Chasser les 0,5 % de variation
La plupart des fournisseurs de lampes UV acceptent une variation de 3 % à 5 % dans l’énergie spectrale. Pour des applications de durcissement ordinaires, cela suffit amplement. Mais si vous travaillez avec des adhésifs de haute précision ou des revêtements fins et complexes, c’est là que les problèmes commencent. On obtient alors des « points froids ». Cela peut sembler insignifiant, mais ces points signifient que la polymérisation n’est pas complète, ce qui entraîne l’échec des joints. Nous avons passé les six derniers mois à travailler sur la position des électrodes et sur les mélanges de gaz, afin de réduire cette variation à 0,5 %.

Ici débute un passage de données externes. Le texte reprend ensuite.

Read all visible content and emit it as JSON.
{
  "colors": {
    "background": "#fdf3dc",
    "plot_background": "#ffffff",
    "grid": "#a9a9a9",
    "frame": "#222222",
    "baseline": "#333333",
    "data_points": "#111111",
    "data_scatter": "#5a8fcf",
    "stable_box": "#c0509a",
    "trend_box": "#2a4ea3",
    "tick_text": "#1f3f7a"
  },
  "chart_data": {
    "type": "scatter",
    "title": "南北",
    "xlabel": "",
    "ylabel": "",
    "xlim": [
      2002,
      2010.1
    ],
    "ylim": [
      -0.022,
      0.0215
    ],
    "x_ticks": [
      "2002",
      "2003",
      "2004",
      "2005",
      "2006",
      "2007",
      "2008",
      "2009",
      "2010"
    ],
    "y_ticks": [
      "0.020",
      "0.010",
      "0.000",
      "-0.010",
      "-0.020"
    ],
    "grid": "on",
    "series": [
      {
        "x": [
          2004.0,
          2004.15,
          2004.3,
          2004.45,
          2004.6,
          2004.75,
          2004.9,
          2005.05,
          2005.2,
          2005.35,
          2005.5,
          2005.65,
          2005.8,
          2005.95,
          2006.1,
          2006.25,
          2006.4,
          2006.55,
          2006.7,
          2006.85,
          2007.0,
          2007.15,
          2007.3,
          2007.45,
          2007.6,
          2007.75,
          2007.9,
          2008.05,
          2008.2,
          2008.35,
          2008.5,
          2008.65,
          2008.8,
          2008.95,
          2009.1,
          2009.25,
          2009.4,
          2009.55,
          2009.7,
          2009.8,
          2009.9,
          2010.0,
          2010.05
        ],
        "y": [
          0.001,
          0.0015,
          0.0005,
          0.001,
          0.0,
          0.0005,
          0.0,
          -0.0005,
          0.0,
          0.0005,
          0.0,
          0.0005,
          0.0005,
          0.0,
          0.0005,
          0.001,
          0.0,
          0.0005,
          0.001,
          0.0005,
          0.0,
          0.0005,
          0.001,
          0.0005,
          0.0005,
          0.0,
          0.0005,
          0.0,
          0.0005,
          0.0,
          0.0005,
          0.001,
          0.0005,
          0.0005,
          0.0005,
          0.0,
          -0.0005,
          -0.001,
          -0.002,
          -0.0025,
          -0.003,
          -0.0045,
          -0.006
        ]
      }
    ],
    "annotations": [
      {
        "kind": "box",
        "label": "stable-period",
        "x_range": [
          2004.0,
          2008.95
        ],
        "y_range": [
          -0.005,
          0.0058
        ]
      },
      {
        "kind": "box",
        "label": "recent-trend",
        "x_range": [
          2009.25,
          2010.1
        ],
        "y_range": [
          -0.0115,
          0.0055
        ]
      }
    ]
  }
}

Le truc pour obtenir l’énergie idéale
Il ne s’agit pas simplement d’augmenter la puissance. Ce serait la solution la plus simple, mais elle ne fonctionne pas. Il s’agit plutôt de contrôler l’arc électrique. Nous avons passé beaucoup de temps à examiner la géométrie de l’enveloppe en quartz et la pureté du remplissage en deutérium-mercure. En ajustant avec précision le diamètre intérieur et en optimisant le chemin de décharge de l’arc, nous pouvons garantir que les photons UV atteignent exactement l’endroit où se trouve le substrat. C’est une tâche complexe : même une petite erreur de quelques millimètres sur les électrodes suffit à faire bouger le pic spectral. Pour éviter cela, nous avons défini des critères très stricts pour les électrodes en tungstène. Ainsi, l’énergie reste constante de l’un à l’autre bout du tube.
Le facteur chaleur
Il y a cependant un problème : en concentrant ainsi l’énergie spectrale, on augmente également le flux thermique par centimètre carré. On obtient bien l’énergie UV souhaitée, mais en même temps, on génère beaucoup de chaleur infrarouge. Si l’on installe ces lampes dans un système conçu pour des tubes à faible densité, on risque de rencontrer des problèmes : le quartz pourrait surchauffer ou le substrat pourrait se déformer. Il faudra donc s’assurer que les ventilateurs ou les systèmes de refroidissement peuvent gérer cette charge supplémentaire.
Mais il y a aussi un avantage
Comme une variation de 0,5 % permet un durcissement plus rapide et plus efficace, il est possible de réduire la longueur du tunnel de traitement. Ou peut-être même de diminuer la consommation d’énergie tout en obtenant les mêmes résultats. Il vaut donc la peine d’essayer différentes vitesses de convoyage et distances pour trouver le bon équilibre.